As one of the leading legislative proponents of the crime victims’ constitutional amendment known as Marsy’s Law, I want to set the record straight on my friend Matt Batzel’s recent column and also ask fellow conservatives to join me in voting yes on Marsy’s Law.
The overarching goal of Marsy’s Law is simply to give victims of crime strong, enforceable rights – just like criminal defendants enjoy. Imagine you or a loved one is a victim of a terrible crime like rape or murder. Do you think none of your rights have been taken away as Batzel suggests? Do you think you should not have the right to be considered more than a disinterested observer by the state in the criminal justice process? I don’t feel that way, and I would guess you wouldn’t either. If you actually read the rights granted to crime victims in the proposed victim’s rights amendment, you will see they involve making sure the state treats a victim fairly in the criminal justice process.
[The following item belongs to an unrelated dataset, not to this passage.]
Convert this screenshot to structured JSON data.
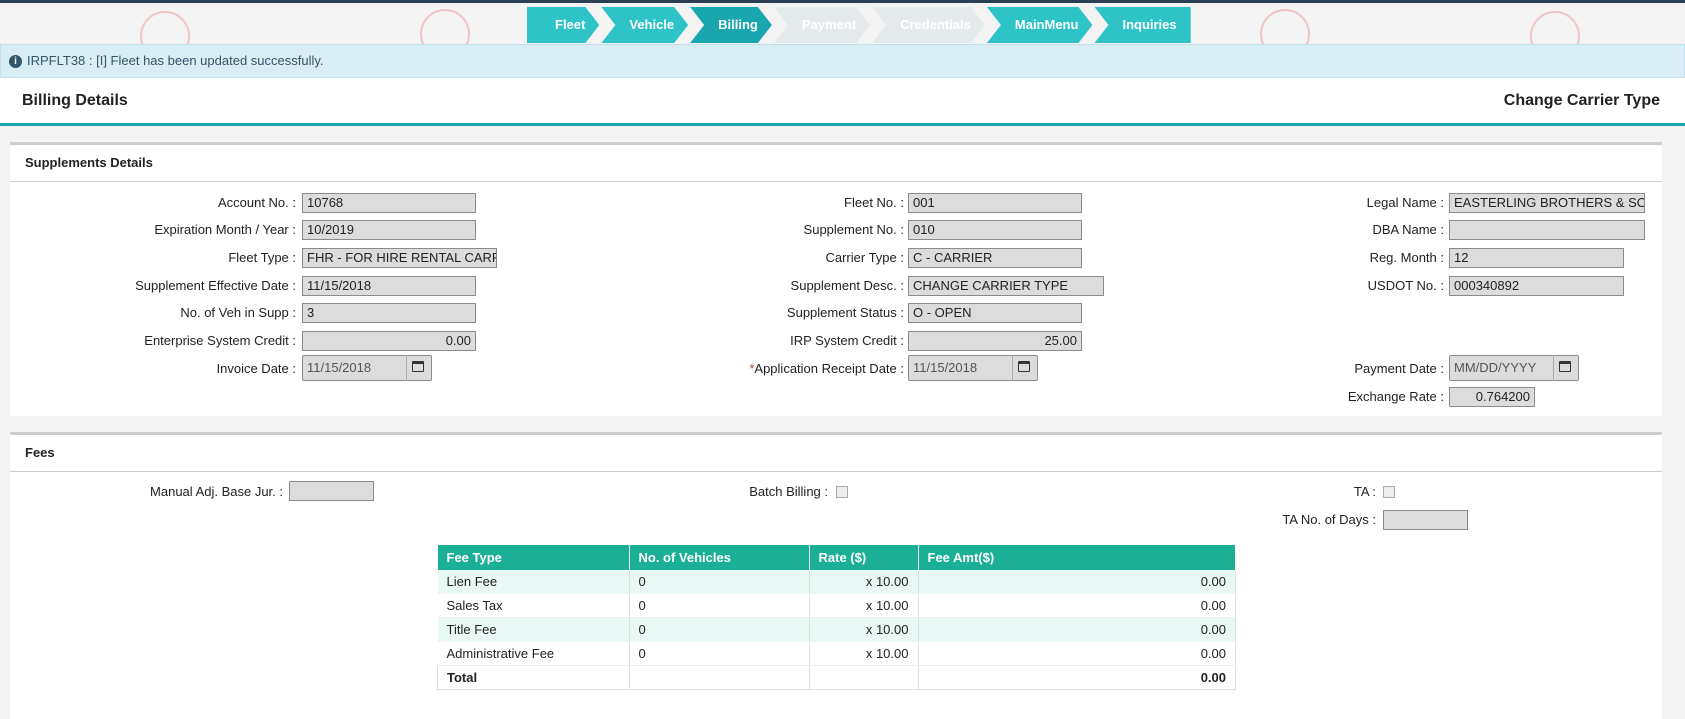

Much of the opposition seems to be based in the notion that the rights of the accused will be diminished by the amendment. That assumption ignores that Marsy’s Law includes this language: “This section is not intended and may not be interpreted to supersede a defendant’s federal constitutional rights.” Plain as day in the proposed amendment is language making clear that a defendant’s rights, including the 6th Amendment right to confront his or her accuser at trial, are very much intact.
It is also incorrect to suggests that Marsy’s Law could slow down the wheels of justice. That ignores that one of the rights included in the amendment is the right “to timely disposition of the case free from unreasonable delay.” No one wants the criminal justice process to move with appropriate haste more than a victim. As for the “poorly defined definition of victim,” the definition is identical to the one we have in statute today that has worked well from many years.
The other major criticism seems to be based on other states’ experiences with crime victims’ rights constitutional amendments, which have also been called Marsy’s Law. This attack may bother me the most. I was one of the lead co-sponsors of Marsy’s Law both in 2017 when I served in Assembly and then again in 2019 in the Senate. We drafted Wisconsin-specific language with input of then Attorney General Brad Schimel, victim advocacy organizations, the Office of Crime Victim Services, district attorneys, victim witness coordinators, police officers, sheriffs and even defense attorneys were all at the table to develop the language with legislators. Sure, national experts on victims’ issues like the National Crime Victims Law Institute were also asked for advice, but this is uniquely Wisconsin language. Look up any of the other state’s Marsy’s Laws and you will see they are all different – including Ohio.
The proposed amendment has gone through a lengthy and rigorous vetting process in the Wisconsin legislature, where it was debated, amended, and passed through countess hours of public hearings, committee votes, and finally approved by the State Senate and Assembly not once, but twice—both times with just about every leading conservative in the Legislature voting yes.
Our hard work paid off with over 400 groups and criminal justice leaders endorsing Marsy’s Law – including every statewide law enforcement organization in Wisconsin.
Finally, I’ll leave you with this interesting tidbit. There once was a president who was very concerned about the treatment of crime victims in the criminal justice process. In fact, he was so concerned he establish a task force that recommended the U.S. Constitution be amended to give crime victims constitutional rights. That president’s name? Ronald Reagan.
Please vote yes on additional rights for crime victims when you mark you ballot this spring.